Ana estimated that there were 20 million people living in the massive urban sprawl. With such a dense population, there is no room for personal space. Bumping, grazing, knocking and colliding into people on the streets is as normal as breathing. Doing so while standing still, I discovered, was also entirely possible. I only started fretting about the remnants of swine flu when I saw a herd of pigs transported on an open truck through the center of town.
I fretted for nothing. Like the airport, the city was spotless. The roads were devoid of trash despite the high number of bodies and the lack of dustbins. Furthermore, the presence of paupers was as rare as blondes in the city of darkly coiffed Latinos. I had stumbled over more beggars on sunny San Diego’s sidewalks. In their place were lovers abound, from youths to geriatrics, displaying their desire for each other in every public place imaginable. Mexico City seems to have overtaken Paris as the “City of Love.”
Performing the most minimal of my duties as a tourist, I visited La Casa Azul, otherwise known as the Frida Kahlo Museum. It is named for the vibrant blue of the home where the unibrowed painter and her lover Diego Rivera resided for 25 years. It was full of the usual paraphernalia of such famous artists, such as a letter of gratitude to Albert Einstein and a portrait of Diego by Italian artist Modigliani.
But what I found most interesting was a sketch by Frida called “Ruina” (Ruin). “For Diego,” she had written in the corner. The pencil sketch of a cracked face was Frida’s reproach of her husband’s womanizing.

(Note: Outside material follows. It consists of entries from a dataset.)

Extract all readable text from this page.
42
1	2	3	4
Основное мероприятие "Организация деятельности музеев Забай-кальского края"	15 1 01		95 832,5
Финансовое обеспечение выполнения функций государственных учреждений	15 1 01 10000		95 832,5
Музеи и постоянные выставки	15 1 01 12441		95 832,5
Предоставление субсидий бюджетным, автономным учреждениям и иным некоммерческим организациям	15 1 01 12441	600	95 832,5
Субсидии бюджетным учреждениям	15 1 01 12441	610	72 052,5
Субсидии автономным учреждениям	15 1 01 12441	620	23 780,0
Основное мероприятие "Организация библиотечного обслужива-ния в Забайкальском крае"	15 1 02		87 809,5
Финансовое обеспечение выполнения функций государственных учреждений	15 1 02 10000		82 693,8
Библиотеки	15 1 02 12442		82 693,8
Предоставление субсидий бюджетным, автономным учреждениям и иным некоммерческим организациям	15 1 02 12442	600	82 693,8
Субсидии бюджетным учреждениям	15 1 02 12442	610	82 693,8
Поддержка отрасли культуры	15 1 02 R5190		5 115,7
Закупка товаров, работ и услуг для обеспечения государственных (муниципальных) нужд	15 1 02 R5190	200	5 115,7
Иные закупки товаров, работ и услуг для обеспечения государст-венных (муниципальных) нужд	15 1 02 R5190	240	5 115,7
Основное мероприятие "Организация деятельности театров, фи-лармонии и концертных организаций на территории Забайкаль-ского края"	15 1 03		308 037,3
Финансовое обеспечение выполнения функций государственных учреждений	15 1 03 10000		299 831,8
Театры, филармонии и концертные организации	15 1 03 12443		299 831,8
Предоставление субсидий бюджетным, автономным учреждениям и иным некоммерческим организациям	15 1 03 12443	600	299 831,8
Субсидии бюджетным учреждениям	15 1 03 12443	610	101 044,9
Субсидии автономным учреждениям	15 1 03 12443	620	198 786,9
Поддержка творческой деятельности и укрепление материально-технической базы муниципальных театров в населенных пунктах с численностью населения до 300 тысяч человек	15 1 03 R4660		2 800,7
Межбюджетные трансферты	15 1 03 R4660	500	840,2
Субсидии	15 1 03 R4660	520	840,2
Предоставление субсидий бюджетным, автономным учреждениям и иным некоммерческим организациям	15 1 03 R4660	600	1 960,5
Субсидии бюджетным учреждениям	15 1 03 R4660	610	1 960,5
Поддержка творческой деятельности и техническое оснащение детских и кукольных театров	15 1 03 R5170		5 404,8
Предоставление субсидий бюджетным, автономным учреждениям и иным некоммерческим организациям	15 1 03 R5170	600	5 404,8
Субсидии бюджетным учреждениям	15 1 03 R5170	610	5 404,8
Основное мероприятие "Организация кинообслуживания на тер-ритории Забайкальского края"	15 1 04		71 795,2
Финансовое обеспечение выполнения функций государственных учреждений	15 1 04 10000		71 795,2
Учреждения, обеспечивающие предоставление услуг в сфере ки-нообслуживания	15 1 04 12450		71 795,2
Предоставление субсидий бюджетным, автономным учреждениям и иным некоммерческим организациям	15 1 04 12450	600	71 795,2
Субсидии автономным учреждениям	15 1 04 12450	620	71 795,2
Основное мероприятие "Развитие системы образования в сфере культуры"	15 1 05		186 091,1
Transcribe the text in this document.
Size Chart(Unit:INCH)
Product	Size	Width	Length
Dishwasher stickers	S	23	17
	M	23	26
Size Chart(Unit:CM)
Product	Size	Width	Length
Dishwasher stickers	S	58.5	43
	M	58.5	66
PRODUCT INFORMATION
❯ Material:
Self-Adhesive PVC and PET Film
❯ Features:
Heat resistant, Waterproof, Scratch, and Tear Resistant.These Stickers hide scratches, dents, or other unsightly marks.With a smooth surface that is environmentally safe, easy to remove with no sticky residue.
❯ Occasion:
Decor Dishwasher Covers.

Yet theirs was a great love and artistic alliance that survived the distress of infidelities. Looking at the lovers on the streets of Mexico City, it isn’t hard to imagine them sharing the same fate, even as commoners.
My first impressions of Mexico may not have been filled with the madness and mayhem promised by the silver screen. Hollywood is allowed her hyperbole but I prefer Mexico just as she is.